In a written reply in Lok Sabha, minister of state for finance Anurag Thakur said that printing of banknotes of a particular denomination is decided by the government in consultation the Reserve Bank of India (RBI) to maintain desired denomination mix for facilitating transactional demand of the public.
“During the years 2019-20 and 2020-21, no indent has been placed with the presses for printing of Rs 2,000 denomination banknotes,” he said.
The move comes even as the quantum of the highest denomination currency note has reduced in the economy.
The minister informed the Parliament that 3,362 million currency notes of Rs 2,000 denomination were in circulation on March 30, 2018. However, as of February 26, 2021, only 2,499 million pieces of Rs 2,000 notes were in circulation.
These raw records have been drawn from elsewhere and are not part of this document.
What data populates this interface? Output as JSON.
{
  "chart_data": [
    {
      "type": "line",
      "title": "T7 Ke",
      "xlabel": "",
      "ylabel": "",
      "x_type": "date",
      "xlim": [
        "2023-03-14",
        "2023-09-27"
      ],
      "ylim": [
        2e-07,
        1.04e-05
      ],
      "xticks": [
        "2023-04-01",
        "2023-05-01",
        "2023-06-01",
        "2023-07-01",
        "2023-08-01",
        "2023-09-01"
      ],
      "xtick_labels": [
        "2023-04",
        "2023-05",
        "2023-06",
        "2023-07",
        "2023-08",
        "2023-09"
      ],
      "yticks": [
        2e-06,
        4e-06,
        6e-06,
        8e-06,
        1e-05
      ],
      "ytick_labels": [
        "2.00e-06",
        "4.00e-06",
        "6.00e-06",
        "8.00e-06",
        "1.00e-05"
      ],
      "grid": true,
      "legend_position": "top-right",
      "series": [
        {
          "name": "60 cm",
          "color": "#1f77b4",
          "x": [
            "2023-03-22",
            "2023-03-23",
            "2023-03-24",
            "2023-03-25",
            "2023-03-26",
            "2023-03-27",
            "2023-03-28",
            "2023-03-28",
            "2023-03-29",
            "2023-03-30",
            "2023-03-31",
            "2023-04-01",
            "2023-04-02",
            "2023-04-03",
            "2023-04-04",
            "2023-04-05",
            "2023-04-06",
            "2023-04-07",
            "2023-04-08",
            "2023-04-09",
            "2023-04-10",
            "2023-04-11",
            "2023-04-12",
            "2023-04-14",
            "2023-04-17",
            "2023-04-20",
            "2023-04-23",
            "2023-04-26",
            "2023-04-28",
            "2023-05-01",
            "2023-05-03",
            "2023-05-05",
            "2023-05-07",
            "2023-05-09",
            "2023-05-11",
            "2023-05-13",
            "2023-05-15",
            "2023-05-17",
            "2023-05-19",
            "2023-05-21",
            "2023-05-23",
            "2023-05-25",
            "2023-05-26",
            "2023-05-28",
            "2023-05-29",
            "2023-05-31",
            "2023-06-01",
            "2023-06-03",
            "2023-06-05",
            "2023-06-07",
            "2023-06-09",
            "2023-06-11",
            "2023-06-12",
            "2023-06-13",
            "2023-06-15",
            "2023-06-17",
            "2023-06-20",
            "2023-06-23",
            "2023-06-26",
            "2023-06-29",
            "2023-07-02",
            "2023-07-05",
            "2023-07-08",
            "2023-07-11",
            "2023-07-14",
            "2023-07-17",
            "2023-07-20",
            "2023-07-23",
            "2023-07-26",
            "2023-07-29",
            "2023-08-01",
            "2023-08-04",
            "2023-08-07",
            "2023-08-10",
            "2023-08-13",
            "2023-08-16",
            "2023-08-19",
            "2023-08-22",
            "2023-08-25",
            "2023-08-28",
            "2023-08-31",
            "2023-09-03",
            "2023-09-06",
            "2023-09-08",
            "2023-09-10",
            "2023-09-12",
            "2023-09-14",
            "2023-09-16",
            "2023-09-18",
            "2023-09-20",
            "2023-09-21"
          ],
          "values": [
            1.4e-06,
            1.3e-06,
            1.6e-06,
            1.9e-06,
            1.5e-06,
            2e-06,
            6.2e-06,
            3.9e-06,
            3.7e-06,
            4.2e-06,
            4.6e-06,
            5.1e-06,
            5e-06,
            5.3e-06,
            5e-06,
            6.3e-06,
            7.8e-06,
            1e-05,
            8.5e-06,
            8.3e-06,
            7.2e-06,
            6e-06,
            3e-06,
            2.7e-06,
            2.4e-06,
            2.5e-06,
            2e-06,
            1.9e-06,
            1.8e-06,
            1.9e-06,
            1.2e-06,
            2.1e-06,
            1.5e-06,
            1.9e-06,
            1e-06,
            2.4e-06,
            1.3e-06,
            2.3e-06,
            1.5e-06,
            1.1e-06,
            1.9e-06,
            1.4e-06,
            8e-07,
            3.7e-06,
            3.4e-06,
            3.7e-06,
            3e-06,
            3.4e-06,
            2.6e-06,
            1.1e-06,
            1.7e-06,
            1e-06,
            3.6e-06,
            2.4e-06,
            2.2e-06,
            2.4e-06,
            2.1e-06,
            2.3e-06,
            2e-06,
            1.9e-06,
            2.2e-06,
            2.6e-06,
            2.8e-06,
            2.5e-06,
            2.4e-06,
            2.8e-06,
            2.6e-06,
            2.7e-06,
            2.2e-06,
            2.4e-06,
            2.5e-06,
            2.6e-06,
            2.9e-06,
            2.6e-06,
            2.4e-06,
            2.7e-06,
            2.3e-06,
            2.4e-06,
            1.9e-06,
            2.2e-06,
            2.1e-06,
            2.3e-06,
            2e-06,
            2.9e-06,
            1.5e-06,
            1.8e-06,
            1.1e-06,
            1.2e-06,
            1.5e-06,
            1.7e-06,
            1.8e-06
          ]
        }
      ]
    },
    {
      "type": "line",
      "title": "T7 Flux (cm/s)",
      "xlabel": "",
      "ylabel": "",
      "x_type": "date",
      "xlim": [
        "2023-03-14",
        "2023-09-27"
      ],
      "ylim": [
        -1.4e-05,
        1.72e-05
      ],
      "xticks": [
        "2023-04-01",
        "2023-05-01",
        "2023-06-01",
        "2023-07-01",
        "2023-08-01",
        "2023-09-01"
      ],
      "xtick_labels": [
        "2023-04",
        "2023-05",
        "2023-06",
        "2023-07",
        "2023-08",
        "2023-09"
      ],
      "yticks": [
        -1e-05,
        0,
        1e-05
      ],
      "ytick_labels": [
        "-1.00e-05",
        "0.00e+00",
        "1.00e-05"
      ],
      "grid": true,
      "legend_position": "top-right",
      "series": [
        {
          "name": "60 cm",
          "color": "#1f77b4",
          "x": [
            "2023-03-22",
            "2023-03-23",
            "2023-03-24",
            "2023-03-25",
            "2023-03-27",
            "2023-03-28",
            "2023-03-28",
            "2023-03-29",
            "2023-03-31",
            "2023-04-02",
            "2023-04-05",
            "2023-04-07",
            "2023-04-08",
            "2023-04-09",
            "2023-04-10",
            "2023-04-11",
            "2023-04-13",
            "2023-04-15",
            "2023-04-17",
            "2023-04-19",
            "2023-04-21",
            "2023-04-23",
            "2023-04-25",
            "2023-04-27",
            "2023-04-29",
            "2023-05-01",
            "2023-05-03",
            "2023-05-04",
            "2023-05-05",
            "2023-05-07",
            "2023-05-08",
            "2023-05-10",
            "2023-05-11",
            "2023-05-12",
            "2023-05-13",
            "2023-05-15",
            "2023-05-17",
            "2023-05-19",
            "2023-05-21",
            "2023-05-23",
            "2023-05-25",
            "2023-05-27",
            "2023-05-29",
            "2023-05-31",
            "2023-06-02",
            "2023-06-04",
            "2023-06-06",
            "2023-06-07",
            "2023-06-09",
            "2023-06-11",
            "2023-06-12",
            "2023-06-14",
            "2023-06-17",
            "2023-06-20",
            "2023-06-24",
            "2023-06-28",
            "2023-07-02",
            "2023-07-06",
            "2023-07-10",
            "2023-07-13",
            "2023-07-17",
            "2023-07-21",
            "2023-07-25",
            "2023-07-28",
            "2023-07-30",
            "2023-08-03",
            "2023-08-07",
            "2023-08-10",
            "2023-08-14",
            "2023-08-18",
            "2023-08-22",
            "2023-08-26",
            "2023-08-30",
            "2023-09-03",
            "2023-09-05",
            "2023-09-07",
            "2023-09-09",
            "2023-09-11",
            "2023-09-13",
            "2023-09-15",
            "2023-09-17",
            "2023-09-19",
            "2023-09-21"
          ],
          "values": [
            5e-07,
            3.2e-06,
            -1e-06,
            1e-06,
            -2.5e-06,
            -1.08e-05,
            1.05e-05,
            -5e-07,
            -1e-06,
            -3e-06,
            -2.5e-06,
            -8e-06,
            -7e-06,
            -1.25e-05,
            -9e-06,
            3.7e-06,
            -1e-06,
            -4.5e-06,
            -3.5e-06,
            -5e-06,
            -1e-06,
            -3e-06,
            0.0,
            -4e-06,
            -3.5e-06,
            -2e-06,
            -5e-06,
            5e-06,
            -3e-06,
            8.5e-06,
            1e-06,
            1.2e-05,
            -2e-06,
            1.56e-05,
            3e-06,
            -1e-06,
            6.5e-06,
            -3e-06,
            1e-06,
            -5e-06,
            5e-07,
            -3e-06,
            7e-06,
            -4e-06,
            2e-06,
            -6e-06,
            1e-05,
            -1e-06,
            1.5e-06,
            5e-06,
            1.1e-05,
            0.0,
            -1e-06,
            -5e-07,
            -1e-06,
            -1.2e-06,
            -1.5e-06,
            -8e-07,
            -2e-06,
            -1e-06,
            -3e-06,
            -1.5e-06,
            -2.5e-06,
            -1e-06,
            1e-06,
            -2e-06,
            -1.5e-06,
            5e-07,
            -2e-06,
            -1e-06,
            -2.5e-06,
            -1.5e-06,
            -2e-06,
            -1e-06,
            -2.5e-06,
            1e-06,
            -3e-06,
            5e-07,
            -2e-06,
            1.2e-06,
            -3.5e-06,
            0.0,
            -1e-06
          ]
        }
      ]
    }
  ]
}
While, currency in terms of volume reduced from 3.27 per cent to 2.01 per cent, that in terms of trade fell from 37.36 per cent in March 30, 2018 to 17.78 per cent in 2021.
Rs 2,000 notes came into circulation in November 2016 after the government announced demonetisation and withdrew notes of Rs 500 and Rs 1,000 in an attempt to curb black money and fake currencies.
While a new Rs 500 note was printed, Rs 1,000 currency notes were discontinued. Instead, Rs 2,000 note was introduced.
In 2019, the RBI had stated that 3,542.991 million notes of Rs 2,000 were printed during the financial year 2016-17 (April 2016 to March 2017).
However, the number kept on reducing and only 111.507 million notes were printed in 2017-18, which further reduced to 46.690 million notes in the year 2018-19.